Something in the back of my memory from tasting the Ponsot with Danny Haas back in the mid-90s was that there was some sort of weird mutant pinot noir (is that pinot beurot?) or something. Does that sound right? It's hard to believe how long ago some of this stuff was.
 
originally posted by VLM:
originally posted by Levi Dalton:
originally posted by Ian Fitzsimmons:
I'd really like to know if well-grown, well-raised Aligoté normally tastes like the Ponsot. I'm drinking the last mouthful as I write, and it just kicks ass. I'll start buying de Villaine by the case if it develops along this trajectory.

Ok, I'll chime in. The difference in vine age between Ponsot and de Villaine is significant. With the Ponsot you are talking about vines around 100 years old. With the de Villaine, you are not. That said, the farming at Ponsot maybe isn't the ideal in the Platonic sense. It is also worth noting, and really this is something to think about, that Morey-Saint-Denis and Bouzeron are really not close to each other.

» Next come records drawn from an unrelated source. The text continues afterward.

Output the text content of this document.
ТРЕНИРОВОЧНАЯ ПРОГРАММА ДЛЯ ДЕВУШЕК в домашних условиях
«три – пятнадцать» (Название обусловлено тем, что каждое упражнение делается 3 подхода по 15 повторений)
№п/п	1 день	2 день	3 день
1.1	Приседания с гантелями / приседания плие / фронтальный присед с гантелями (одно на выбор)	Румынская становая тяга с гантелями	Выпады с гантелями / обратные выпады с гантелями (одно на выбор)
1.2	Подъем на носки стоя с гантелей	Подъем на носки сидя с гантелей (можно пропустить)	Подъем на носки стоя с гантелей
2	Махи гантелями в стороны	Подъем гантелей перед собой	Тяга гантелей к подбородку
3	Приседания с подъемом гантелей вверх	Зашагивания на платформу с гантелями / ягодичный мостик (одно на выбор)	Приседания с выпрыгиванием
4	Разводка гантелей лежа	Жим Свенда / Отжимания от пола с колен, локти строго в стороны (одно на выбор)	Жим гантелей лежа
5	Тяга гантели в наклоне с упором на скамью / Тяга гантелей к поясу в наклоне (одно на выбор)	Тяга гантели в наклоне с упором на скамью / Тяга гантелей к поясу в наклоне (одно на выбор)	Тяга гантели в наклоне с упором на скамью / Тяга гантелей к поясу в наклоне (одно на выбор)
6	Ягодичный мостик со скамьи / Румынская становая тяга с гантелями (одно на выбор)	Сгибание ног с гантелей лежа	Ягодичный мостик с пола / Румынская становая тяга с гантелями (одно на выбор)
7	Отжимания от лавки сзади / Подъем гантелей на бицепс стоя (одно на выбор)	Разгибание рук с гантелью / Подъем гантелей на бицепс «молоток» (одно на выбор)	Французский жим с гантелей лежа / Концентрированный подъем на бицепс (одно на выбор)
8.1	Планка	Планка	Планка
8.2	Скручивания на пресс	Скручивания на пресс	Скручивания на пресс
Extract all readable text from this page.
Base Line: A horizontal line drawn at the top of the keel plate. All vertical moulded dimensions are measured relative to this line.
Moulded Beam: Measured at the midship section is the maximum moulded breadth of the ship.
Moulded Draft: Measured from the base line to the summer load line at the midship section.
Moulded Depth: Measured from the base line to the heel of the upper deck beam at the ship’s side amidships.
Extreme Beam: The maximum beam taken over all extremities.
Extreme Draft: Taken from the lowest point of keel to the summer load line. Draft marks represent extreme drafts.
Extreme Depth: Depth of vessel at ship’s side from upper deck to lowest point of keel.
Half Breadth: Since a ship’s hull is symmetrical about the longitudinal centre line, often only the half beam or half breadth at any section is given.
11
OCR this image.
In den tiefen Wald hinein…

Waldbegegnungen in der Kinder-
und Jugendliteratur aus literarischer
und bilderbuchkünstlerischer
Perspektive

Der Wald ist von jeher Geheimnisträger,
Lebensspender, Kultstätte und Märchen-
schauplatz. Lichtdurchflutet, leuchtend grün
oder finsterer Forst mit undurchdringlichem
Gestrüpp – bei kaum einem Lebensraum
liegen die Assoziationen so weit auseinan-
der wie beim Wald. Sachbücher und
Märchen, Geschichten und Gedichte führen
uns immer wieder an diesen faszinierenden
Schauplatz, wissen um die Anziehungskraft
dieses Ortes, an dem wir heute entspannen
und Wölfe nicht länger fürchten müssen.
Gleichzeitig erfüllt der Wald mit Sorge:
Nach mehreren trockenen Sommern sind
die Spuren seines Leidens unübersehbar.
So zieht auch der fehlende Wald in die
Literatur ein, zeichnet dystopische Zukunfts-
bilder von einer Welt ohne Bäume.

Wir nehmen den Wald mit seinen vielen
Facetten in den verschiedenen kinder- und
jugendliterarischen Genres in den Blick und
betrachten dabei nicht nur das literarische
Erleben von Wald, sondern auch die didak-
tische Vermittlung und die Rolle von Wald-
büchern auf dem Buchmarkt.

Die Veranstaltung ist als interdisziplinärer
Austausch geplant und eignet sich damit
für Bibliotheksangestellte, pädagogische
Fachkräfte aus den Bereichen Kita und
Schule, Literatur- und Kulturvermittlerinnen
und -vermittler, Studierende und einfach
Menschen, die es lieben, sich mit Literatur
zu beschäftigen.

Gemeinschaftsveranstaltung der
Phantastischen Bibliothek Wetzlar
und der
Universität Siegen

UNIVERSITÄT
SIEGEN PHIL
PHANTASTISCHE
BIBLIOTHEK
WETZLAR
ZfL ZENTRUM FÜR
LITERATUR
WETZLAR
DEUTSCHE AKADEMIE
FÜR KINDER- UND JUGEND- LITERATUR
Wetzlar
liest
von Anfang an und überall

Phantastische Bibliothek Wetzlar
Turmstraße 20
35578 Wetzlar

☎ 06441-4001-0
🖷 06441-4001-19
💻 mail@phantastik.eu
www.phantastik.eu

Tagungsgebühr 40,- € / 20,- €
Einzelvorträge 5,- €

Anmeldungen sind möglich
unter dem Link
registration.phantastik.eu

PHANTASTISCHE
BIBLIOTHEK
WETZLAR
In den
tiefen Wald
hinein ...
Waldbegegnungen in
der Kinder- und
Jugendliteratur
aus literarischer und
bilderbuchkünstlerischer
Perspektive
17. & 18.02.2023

If you were talking about Chardonnay, I don't think you would be asking if this Rully you were thinking about was going to be the same with some age as this Nuits-Saint-Georges Blanc or Vougeot Blanc you've had. The location also affects the vine material in the selection, which was often by general area.

All that said, I've had de Villaine Aligoté back into the 1980s, and those wines aged well. Very well. But there are some differences in how they were made in that era and today. Some would say they've changed for the better, I'm sure. The vineyard area concerned is also different for de Villaine today, in terms of size.

If you wanted something more akin to the Ponsot, I would point you to the old vine Aligote planted around Dijon, of which there are still relatively a lot of parcels. So you see someone like Sylvain Pataille making several different Aligote from parcels around 100 years old or more. The winemaking at Pataille is of course different than at Ponsot. Some might say better.

Something in the back of my memory from tasting the Ponsot with Danny Haas back in the mid-90s was that there was some sort of weird mutant pinot noir (is that pinot beurot?) or something. Does that sound right? It's hard to believe how long ago some of this stuff was.

Some sources report that there was Pinot Gouges there, and that there was Chardonnay there. Both now gone, is what is generally said. I have read that the Pinot Gouges was out of the blend first.

Anyway, I have been in the vineyard twice, and I can tell you that there is old vine Aligoté there.
 
originally posted by Jeff Grossman:
Ooh, I've found a backgrounder thread from a few years ago.

Wow. Excellent use of the search engine.

Sad is how many folks on that thread don’t post anymore or are gone. We are definitely worse off for it.

Irony is I met Victor de la Serna in person for the first time 17 days ago in Spain.
 
originally posted by Jayson Cohen:
originally posted by Jeff Grossman:
Ooh, I've found a backgrounder thread from a few years ago.

Wow. Excellent use of the search engine.

Sad is how many folks on that thread don’t post anymore or are gone. We are definitely worse off for it.

Irony is I met Victor de la Serna in person for the first time 17 days ago in Spain.

I want to reply to a few of those posts, but whop would answer?